By Dawn Gentry
When I was 12 years old, we often visited my grandparents’ home. But at least once my dad’s parents came to our home for an overnight stay. I needed to get something from my room while Grandpa was there, and the moment is frozen in my memory.
“Thanks for sharing your room with us,” he said. I paused and turned, one hand resting on the same antique dresser that is now in my home. “You know Grandma and I love you.” I wasn’t sure if it was a question or a statement, but I nodded and he gave me a hug. It is the first time in my young life anyone said the words “I love you” to me. So the image is stark and fresh, like a bracing wind as you step outside in winter.
How Would He Respond?
Fast forward 22 years. My dad’s parents had both died in the previous year. Now we are the guests, staying overnight in my parents’ home. My son is 9, my daughter is 4 years old. While there, we take a road trip to northern Indiana. Dad’s Buick is wide and seats six; my husband, son, and I take the back seat. I am directly behind my dad, who was driving. My daughter sits between her grandparents in the front.
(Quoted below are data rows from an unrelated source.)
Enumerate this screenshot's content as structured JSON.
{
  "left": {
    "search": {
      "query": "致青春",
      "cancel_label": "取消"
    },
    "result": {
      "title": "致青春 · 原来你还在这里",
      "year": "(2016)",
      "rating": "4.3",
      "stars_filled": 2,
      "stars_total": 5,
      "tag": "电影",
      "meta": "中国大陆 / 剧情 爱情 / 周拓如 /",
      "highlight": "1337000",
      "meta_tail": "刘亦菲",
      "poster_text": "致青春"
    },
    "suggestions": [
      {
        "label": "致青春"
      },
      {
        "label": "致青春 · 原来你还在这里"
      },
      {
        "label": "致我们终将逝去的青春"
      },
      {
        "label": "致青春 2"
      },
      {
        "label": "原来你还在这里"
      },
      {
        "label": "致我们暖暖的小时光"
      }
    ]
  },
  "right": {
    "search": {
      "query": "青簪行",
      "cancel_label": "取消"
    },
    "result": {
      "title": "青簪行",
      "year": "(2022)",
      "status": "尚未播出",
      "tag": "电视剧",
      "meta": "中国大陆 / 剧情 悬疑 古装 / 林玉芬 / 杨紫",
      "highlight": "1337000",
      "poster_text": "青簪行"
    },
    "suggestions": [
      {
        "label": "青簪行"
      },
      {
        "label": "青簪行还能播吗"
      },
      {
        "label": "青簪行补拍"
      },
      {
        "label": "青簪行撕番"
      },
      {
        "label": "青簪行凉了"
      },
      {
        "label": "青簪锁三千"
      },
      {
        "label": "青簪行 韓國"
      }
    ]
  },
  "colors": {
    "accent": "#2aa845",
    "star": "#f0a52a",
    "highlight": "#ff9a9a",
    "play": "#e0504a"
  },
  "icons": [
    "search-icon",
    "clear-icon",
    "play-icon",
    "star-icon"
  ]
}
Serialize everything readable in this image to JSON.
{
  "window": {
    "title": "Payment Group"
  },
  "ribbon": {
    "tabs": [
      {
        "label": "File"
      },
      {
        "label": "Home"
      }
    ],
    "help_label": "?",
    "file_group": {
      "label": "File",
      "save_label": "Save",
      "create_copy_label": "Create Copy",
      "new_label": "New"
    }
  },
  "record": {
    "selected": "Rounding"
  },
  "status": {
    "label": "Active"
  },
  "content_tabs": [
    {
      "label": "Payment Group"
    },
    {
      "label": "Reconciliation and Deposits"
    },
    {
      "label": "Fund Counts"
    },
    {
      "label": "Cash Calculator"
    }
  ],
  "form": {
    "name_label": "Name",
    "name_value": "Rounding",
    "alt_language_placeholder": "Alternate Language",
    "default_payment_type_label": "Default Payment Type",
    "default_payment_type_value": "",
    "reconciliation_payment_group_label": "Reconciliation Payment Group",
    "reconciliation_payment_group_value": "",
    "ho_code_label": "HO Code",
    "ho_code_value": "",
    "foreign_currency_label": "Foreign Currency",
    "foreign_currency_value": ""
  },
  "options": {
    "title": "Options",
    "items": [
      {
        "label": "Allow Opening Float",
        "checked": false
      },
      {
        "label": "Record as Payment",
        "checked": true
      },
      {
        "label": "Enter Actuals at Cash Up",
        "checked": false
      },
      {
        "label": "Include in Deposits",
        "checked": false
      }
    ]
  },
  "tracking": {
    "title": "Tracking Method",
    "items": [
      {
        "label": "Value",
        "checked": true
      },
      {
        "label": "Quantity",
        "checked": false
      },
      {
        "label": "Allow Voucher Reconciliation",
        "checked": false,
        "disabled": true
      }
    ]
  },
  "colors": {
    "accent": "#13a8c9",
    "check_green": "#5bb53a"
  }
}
The trip is probably an hour long and filled with Mom chatting about family history, church gossip, or her latest recipe. At some point the conversation wanes and it is quiet in the car . . . probably not long, maybe a couple of minutes. In the silence, and as if in slow motion, I watch my daughter turn to my dad and smile. “I love you, Grandpa,” she says.
Time stops as the scene unfolds. I am 34 years old and I have never heard my dad say “I love you” out loud. In that frozen moment, my blood boils, wondering how my dad will respond. After what seems to be hours but is less than five seconds, my dad looks down at his granddaughter and says, “I love you too.” I release my breath and time starts to thaw again.
Love Has Many Languages
I would wait another decade before Dad says those words to me. But my 4-year-old daughter’s choice to speak love broke the ice. I wonder now how many years my dad waited to hear those words from his dad—or if he ever did. I wonder what caused my grandpa to say them to me and if he had any idea how formative his words would be. My own kids will never have to wonder. We end every conversation with the words, “I love you.”
I’ve heard it said that love has many languages, and my family, past and present, communicates with several of them. My maternal grandmother used homemade fudge and a crisp dollar bill. My other grandma gave hugs and a listening ear. Both grandpas worked hard to provide for their families, one on a farm, one in a factory. My mom shows love by making cookies and planning meals. My dad shows love by planning vacations and planting a garden. One year love was spoken through the gift of a new piano. I always knew they loved me. But it wasn’t something we said out loud.
Actions may speak louder than words, but words of love should be spoken loud and clear. We learned that lesson over four generations.
Dawn Gentry is a passionate ministry-equipper residing in Johnson City, Tennessee.